Изменить размер шрифта - +
Я объявляю вас арестованным.
     Или, еще лучше, светским тоном:
     - Знаете, сударь, а ведь вы арестованы. Вот какая неприятность.

***

     И все же, когда в Одиночестве пересекал двор, стало не по себе. Стиснулось в животе и горло пересохло.
     Собираясь с духом, Матвей Бенционович с полминуты постоял на крылечке "генеральского" флигеля. Здесь, в опрятном одноэтажном домике, располагался самый лучший во всей гостинице апартамент, предназначенный для высоких особ, которые прибывали в губернию по казенной надобности, а также просто для богатых людей, кто считает зазорным селиться под одной крышей с прочими постояльцами.
     Окна флигеля были закрыты занавесками, и Бердичевский вдруг испугался - не ошибся ли Лагранж. Вдруг Бубенцова здесь нет?
     От испуга за дело пустая нервическая слабость ретировалась, и Матвей Бенционович даже не стал, как собирался, звонить в колокольчик - просто толкнул дверь и вошел.
     Из прихожей попал в большую комнату, всю заставленную раскрытыми сундуками и чемоданами. У стола сидели Спасенный и Мурад Джураев, переставляя по доске белые и черные камни. Должно быть, нарды, догадался Матвей Бенционович, не признававший никаких игр, кроме шахмат и преферанса.
     - Доложите господину Бубенцову, что его немедленно желает видеть товарищ окружного прокурора Бердичевский, - ледяным тоном произнес он, обращаясь к секретарю.
     Тот почтительно поклонился и исчез за дверью, что вела внутрь покоев. Черкес на посетителя взглянул мельком и снова уставился на доску, бормоча под нос что-то невнятное. Примечательно было то, что даже в помещении дикий человек не снимал папахи и неизменного кинжала.
     Вернулся Спасенный, сказал:
     - Пожалуйте-с.
     Хмурый Бубенцов сидел за столом, что-то писал. Не приподнялся, не поздоровался. Лишь на миг оторвал взгляд от бумаг и спросил:
     - Что нужно?
     От такой явной грубости Матвей Бенционович окончательно успокоился, потому что известно: кто громко лает, тот не кусается. Укусить Бубенцову было уже нечем - зубки затупились.
     - Собираетесь уезжать? - учтиво осведомился товарищ прокурора.
     - Да. - Владимир Львович в сердцах швырнул ручку, и по зеленому сукну полетели чернильные брызги, - После того как губернатор по вашему представлению распорядился прекратить расследование, мне тут больше делать нечего.
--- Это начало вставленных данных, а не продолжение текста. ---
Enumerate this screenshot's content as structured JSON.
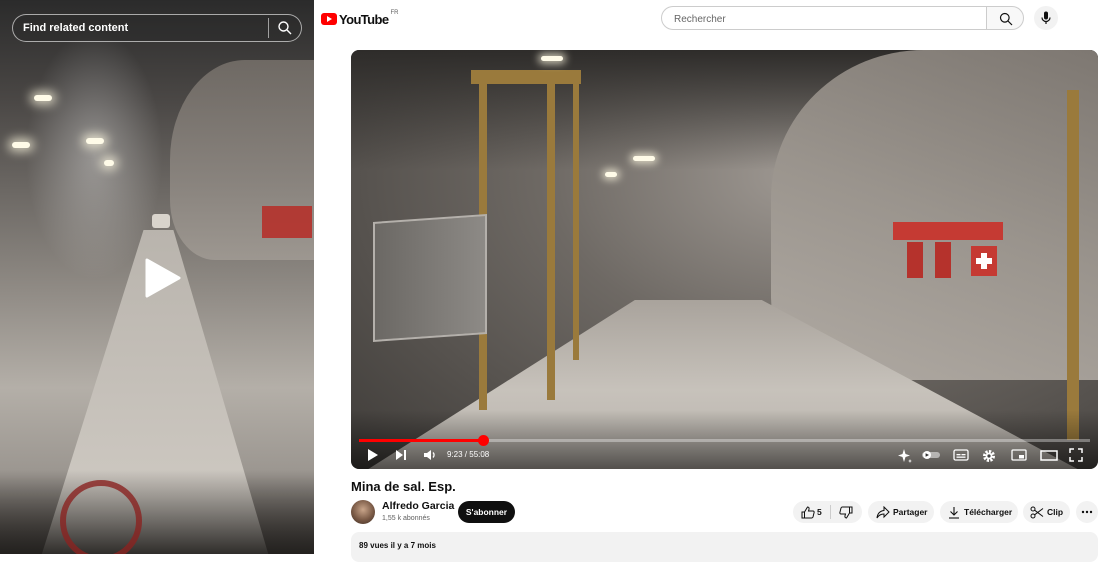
{
  "left_panel": {
    "search_label": "Find related content",
    "search_icon": "search-icon",
    "play_icon": "play-icon"
  },
  "header": {
    "logo_text": "YouTube",
    "region": "FR",
    "search_placeholder": "Rechercher",
    "search_icon": "search-icon",
    "mic_icon": "mic-icon"
  },
  "player": {
    "time": "9:23 / 55:08",
    "progress_fraction": 0.17,
    "controls": [
      "play-icon",
      "next-icon",
      "volume-icon",
      "autoplay-sparkle-icon",
      "autoplay-toggle-icon",
      "subtitles-icon",
      "settings-gear-icon",
      "miniplayer-icon",
      "theater-icon",
      "fullscreen-icon"
    ],
    "accent_color": "#ff0000"
  },
  "video": {
    "title": "Mina de sal. Esp.",
    "channel_name": "Alfredo Garcia",
    "subscribers": "1,55 k abonnés",
    "subscribe_label": "S'abonner",
    "like_count": "5",
    "share_label": "Partager",
    "download_label": "Télécharger",
    "clip_label": "Clip",
    "more_icon": "more-horizontal-icon"
  },
  "description": {
    "meta": "89 vues  il y a 7 mois"
  }
}
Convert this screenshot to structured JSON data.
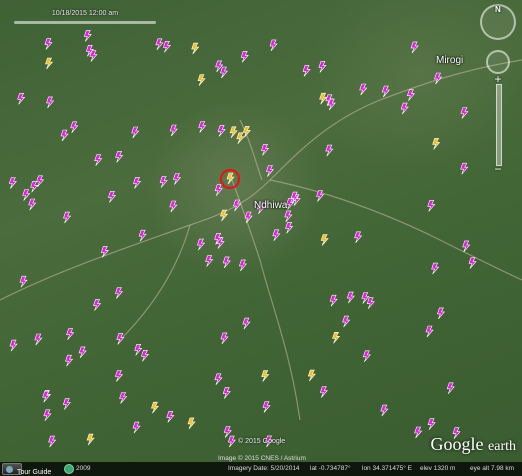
{
  "timeslider": {
    "label": "10/18/2015  12:00 am"
  },
  "places": [
    {
      "name": "Mirogi"
    },
    {
      "name": "Ndhiwa"
    }
  ],
  "copyright": "© 2015 Google",
  "logo": {
    "google": "Google",
    "earth": "earth"
  },
  "status": {
    "tour_guide": "Tour Guide",
    "year": "2009",
    "imagery_date": "Imagery Date: 5/20/2014",
    "lat": "lat    -0.734787°",
    "lon": "lon   34.371475° E",
    "elev": "elev  1320 m",
    "eye_alt": "eye alt   7.98 km"
  },
  "image_credit": "Image © 2015 CNES / Astrium",
  "nav": {
    "north": "N"
  },
  "colors": {
    "magenta_marker": "#e020e0",
    "yellow_marker": "#f0c020",
    "highlight_ring": "#e01818"
  },
  "markers": [
    {
      "c": "m"
    },
    {
      "c": "m"
    },
    {
      "c": "m"
    },
    {
      "c": "m"
    },
    {
      "c": "m"
    },
    {
      "c": "m"
    },
    {
      "c": "m"
    },
    {
      "c": "y"
    },
    {
      "c": "m"
    },
    {
      "c": "m"
    },
    {
      "c": "m"
    },
    {
      "c": "m"
    },
    {
      "c": "m"
    },
    {
      "c": "m"
    },
    {
      "c": "m"
    },
    {
      "c": "m"
    },
    {
      "c": "y"
    },
    {
      "c": "m"
    },
    {
      "c": "m"
    },
    {
      "c": "m"
    },
    {
      "c": "m"
    },
    {
      "c": "m"
    },
    {
      "c": "m"
    },
    {
      "c": "y"
    },
    {
      "c": "m"
    },
    {
      "c": "m"
    },
    {
      "c": "m"
    },
    {
      "c": "m"
    },
    {
      "c": "m"
    },
    {
      "c": "m"
    },
    {
      "c": "m"
    },
    {
      "c": "m"
    },
    {
      "c": "m"
    },
    {
      "c": "y"
    },
    {
      "c": "m"
    },
    {
      "c": "m"
    },
    {
      "c": "m"
    },
    {
      "c": "m"
    },
    {
      "c": "m"
    },
    {
      "c": "m"
    },
    {
      "c": "m"
    },
    {
      "c": "m"
    },
    {
      "c": "m"
    },
    {
      "c": "y"
    },
    {
      "c": "m"
    },
    {
      "c": "m"
    },
    {
      "c": "m"
    },
    {
      "c": "m"
    },
    {
      "c": "m"
    },
    {
      "c": "m"
    },
    {
      "c": "m"
    },
    {
      "c": "y"
    },
    {
      "c": "m"
    },
    {
      "c": "m"
    },
    {
      "c": "m"
    },
    {
      "c": "m"
    },
    {
      "c": "m"
    },
    {
      "c": "m"
    },
    {
      "c": "y"
    },
    {
      "c": "m"
    },
    {
      "c": "m"
    },
    {
      "c": "m"
    },
    {
      "c": "m"
    },
    {
      "c": "m"
    },
    {
      "c": "m"
    },
    {
      "c": "m"
    },
    {
      "c": "m"
    },
    {
      "c": "y"
    },
    {
      "c": "m"
    },
    {
      "c": "m"
    },
    {
      "c": "m"
    },
    {
      "c": "m"
    },
    {
      "c": "m"
    },
    {
      "c": "m"
    },
    {
      "c": "m"
    },
    {
      "c": "y"
    },
    {
      "c": "m"
    },
    {
      "c": "m"
    },
    {
      "c": "m"
    },
    {
      "c": "m"
    },
    {
      "c": "m"
    },
    {
      "c": "m"
    },
    {
      "c": "y"
    },
    {
      "c": "m"
    },
    {
      "c": "m"
    },
    {
      "c": "m"
    },
    {
      "c": "m"
    },
    {
      "c": "m"
    },
    {
      "c": "m"
    },
    {
      "c": "y"
    },
    {
      "c": "m"
    },
    {
      "c": "m"
    },
    {
      "c": "m"
    },
    {
      "c": "m"
    },
    {
      "c": "m"
    },
    {
      "c": "m"
    },
    {
      "c": "m"
    },
    {
      "c": "m"
    },
    {
      "c": "y"
    },
    {
      "c": "m"
    },
    {
      "c": "m"
    },
    {
      "c": "m"
    },
    {
      "c": "m"
    },
    {
      "c": "m"
    },
    {
      "c": "m"
    },
    {
      "c": "m"
    },
    {
      "c": "y"
    },
    {
      "c": "m"
    },
    {
      "c": "m"
    },
    {
      "c": "m"
    },
    {
      "c": "m"
    },
    {
      "c": "m"
    },
    {
      "c": "y"
    },
    {
      "c": "m"
    },
    {
      "c": "m"
    },
    {
      "c": "m"
    },
    {
      "c": "m"
    },
    {
      "c": "m"
    },
    {
      "c": "m"
    },
    {
      "c": "y"
    },
    {
      "c": "m"
    },
    {
      "c": "m"
    },
    {
      "c": "m"
    },
    {
      "c": "m"
    },
    {
      "c": "m"
    },
    {
      "c": "m"
    },
    {
      "c": "m"
    },
    {
      "c": "y"
    }
  ]
}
Ничего, господа заволжцы, съезжу в Петербург и вернусь. И тогда пущу всю вашу богадельню по ветру.
     Никогда еще Матвей Бенционович не видел синодального инспектора в таком раздражении. И куда только подавалась всегдашняя ленивая снисходительность?
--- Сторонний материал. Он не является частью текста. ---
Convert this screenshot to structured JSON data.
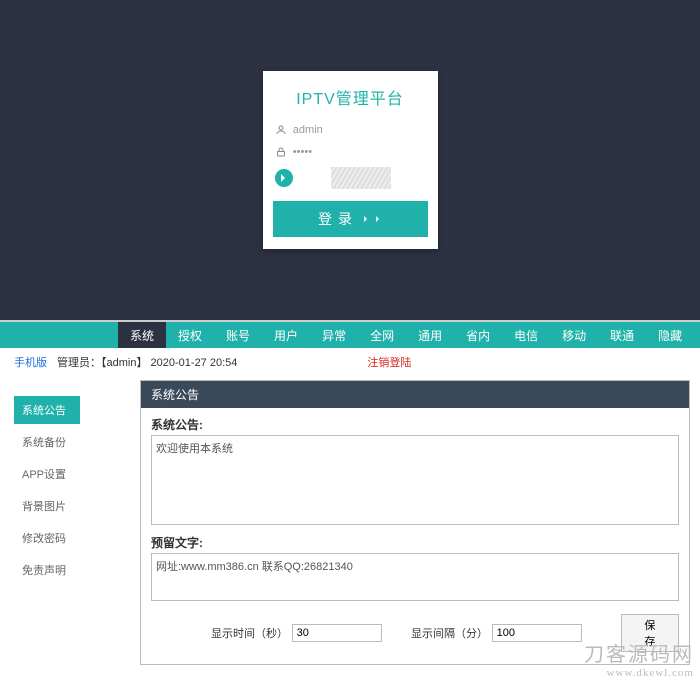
{
  "login": {
    "title": "IPTV管理平台",
    "username": "admin",
    "password": "·····",
    "captcha_placeholder": "",
    "button": "登录"
  },
  "topnav": {
    "items": [
      {
        "label": "系统",
        "active": true
      },
      {
        "label": "授权"
      },
      {
        "label": "账号"
      },
      {
        "label": "用户"
      },
      {
        "label": "异常"
      },
      {
        "label": "全网"
      },
      {
        "label": "通用"
      },
      {
        "label": "省内"
      },
      {
        "label": "电信"
      },
      {
        "label": "移动"
      },
      {
        "label": "联通"
      },
      {
        "label": "隐藏"
      }
    ]
  },
  "infobar": {
    "mobile": "手机版",
    "admin_label": "管理员：【admin】",
    "datetime": "2020-01-27 20:54",
    "logout": "注销登陆"
  },
  "sidebar": {
    "items": [
      {
        "label": "系统公告",
        "active": true
      },
      {
        "label": "系统备份"
      },
      {
        "label": "APP设置"
      },
      {
        "label": "背景图片"
      },
      {
        "label": "修改密码"
      },
      {
        "label": "免责声明"
      }
    ]
  },
  "panel": {
    "title": "系统公告",
    "notice_label": "系统公告:",
    "notice_value": "欢迎使用本系统",
    "reserve_label": "预留文字:",
    "reserve_value": "网址:www.mm386.cn 联系QQ:26821340",
    "duration_label": "显示时间（秒）",
    "duration_value": "30",
    "interval_label": "显示间隔（分）",
    "interval_value": "100",
    "save": "保 存"
  },
  "watermark": {
    "cn": "刀客源码网",
    "en": "www.dkewl.com"
  }
}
     - Так сразу не выйдет, - как бы сокрушаясь, вздохнул Бердичевский.
     - Что "не выйдет"?
     - Уехать. - Матвей Бенционович еще и руками развел, совсем уж входя в роль. - Антон Антонович просят вас немедленно к ним пожаловать. И даже приказывают.
     - "Приказывают"? - вспыхнул Бубенцов. - Плевал я на его приказания!
     - Это уж как угодно, только его превосходительство не велели выпускать вас из пределов губернии, пока вы не представите удовлетворительные объяснения в связи с незаконным арестованием зытяцких старейшин и убиением трех зытяков, которые пытались их освободить.
     - Чушь! Всем известно, что зытяки напали на представителей власти с оружием в руках. Сами виноваты. А насчет незаконности арестования старейшин - это мы еще посмотрим.